O que significa o “M” no MTV: a música ou o dinheiro?
Longa viva Rock and Roll.”
O único canal que decidiu transmitir o clipe sem medo de um processo foi o canadense MuchMoreMusic. Depois de se tornar um sucesso no MuchMusic, a MTV percebeu que tinha um trunfo nas mãos e reconsiderou sua decisão, colocando-o novamente em alta rotação.
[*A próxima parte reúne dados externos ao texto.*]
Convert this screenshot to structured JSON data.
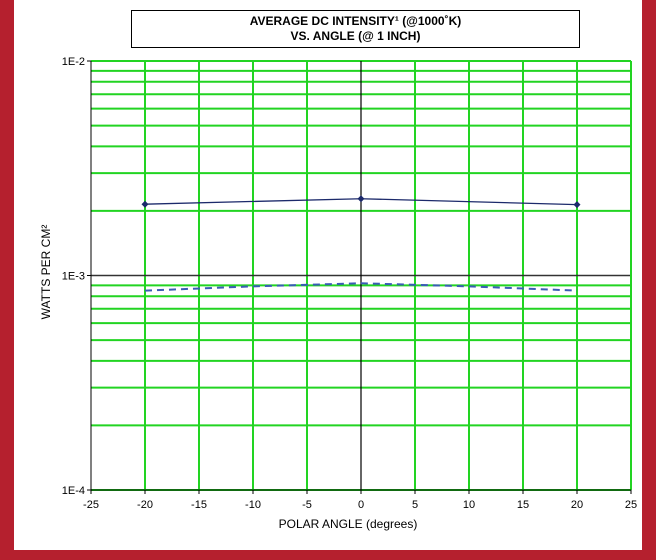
{
  "colors": {
    "background_border": "#b5202e",
    "grid": "#22d422",
    "axis": "#000000",
    "series_solid": "#1c2a6b",
    "series_dashed": "#3a5cb5"
  },
  "chart_data": {
    "type": "line",
    "title_line1": "AVERAGE DC INTENSITY¹ (@1000˚K)",
    "title_line2": "VS. ANGLE (@ 1 INCH)",
    "xlabel": "POLAR ANGLE (degrees)",
    "ylabel": "WATTS PER CM²",
    "xlim": [
      -25,
      25
    ],
    "ylim": [
      0.0001,
      0.01
    ],
    "yscale": "log",
    "grid": true,
    "x_ticks": [
      "-25",
      "-20",
      "-15",
      "-10",
      "-5",
      "0",
      "5",
      "10",
      "15",
      "20",
      "25"
    ],
    "y_ticks": [
      "1E-4",
      "1E-3",
      "1E-2"
    ],
    "series": [
      {
        "style": "solid",
        "markers": true,
        "x": [
          -20,
          0,
          20
        ],
        "y": [
          0.00215,
          0.00228,
          0.00214
        ]
      },
      {
        "style": "dashed",
        "markers": false,
        "x": [
          -20,
          -10,
          0,
          10,
          20
        ],
        "y": [
          0.00085,
          0.00089,
          0.00092,
          0.00089,
          0.00085
        ]
      }
    ]
  }
}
O clipe de Neil Young coloca-se como a resposta absoluta ao apelo de propagandas por criar uma imagem de bandas que pensam e se colocam como uma marca em detrimento da integridade artística. “This Note´s For You” foi o videoclipe que exigiu esta análise da relação entre propaganda e música moderna.
Artistas como Young e Bruce Springsteen nunca permitiram suas canções de serem utilizadas em comerciais, sentindo que essa atitude baratearia a sua integridade artística. Muitos outros artistas, como os gigantes The Who e The Rolling Stones, ganharam fortunas, deixando as empresas utilizarem suas canções. Alguns artistas de rock clássico, como o americano John Mellencamp resistiu por anos, mas permitiu que suas músicas fossem utilizadas para fins comerciais quando eles perceberam que era a melhor maneira de divulgar suas músicas.
Porém, se você assistir ao vídeo hoje, vai perceber que, enquanto as referências podem parecer datadas, a mensagem ainda continua pertinente e atual: aceitar patrocínio corporativo ainda é visto como se vender para o sistema?
A indústria da música era muito diferente em 1988. Os artistas ganhavam fortunas com as vendas de discos e turnês, tanto era que ter sua música em comerciais parecia ganancioso. Hoje, com a diminuição de oportunidades de gerar lucro para a música (pirataria, streaming etc.), esse tipo de ligação comercial acaba por ser uma necessidade para o artista ganhar dinheiro com sua música.
Neil Young acabou rindo por último, quando ganhou o Vídeo do Ano no MTV Video Music Awards de 1989. Entretanto, décadas depois, a mensagem ainda faz sentido? Talvez não, mas no finalzinho da década fez um bocado de barulho.
Diretor: Julian Temple | Ano: 1988
Curiosidades:
O vídeo se tornou famoso por incluir uma divertida paródia de Michael Jackson e o trágico episódio que ele queima o cabelo durante as filmagens de uma propaganda da Pepsi. Whitney Huston e o famoso cachorro Spuds McKenzie que marcaria a campanha da Budweiser, também estavam lá.
O vídeo foi dirigido por Julien Temple e escrito por Charlie Coffey. Chegou a receber uma nomeação para um Grammy na categoria de “Melhor Vídeo Conceital” de 1989, mas perdeu para a paródia de “Weird Al” Yankovic de “Bad” do MJ: “Fat”.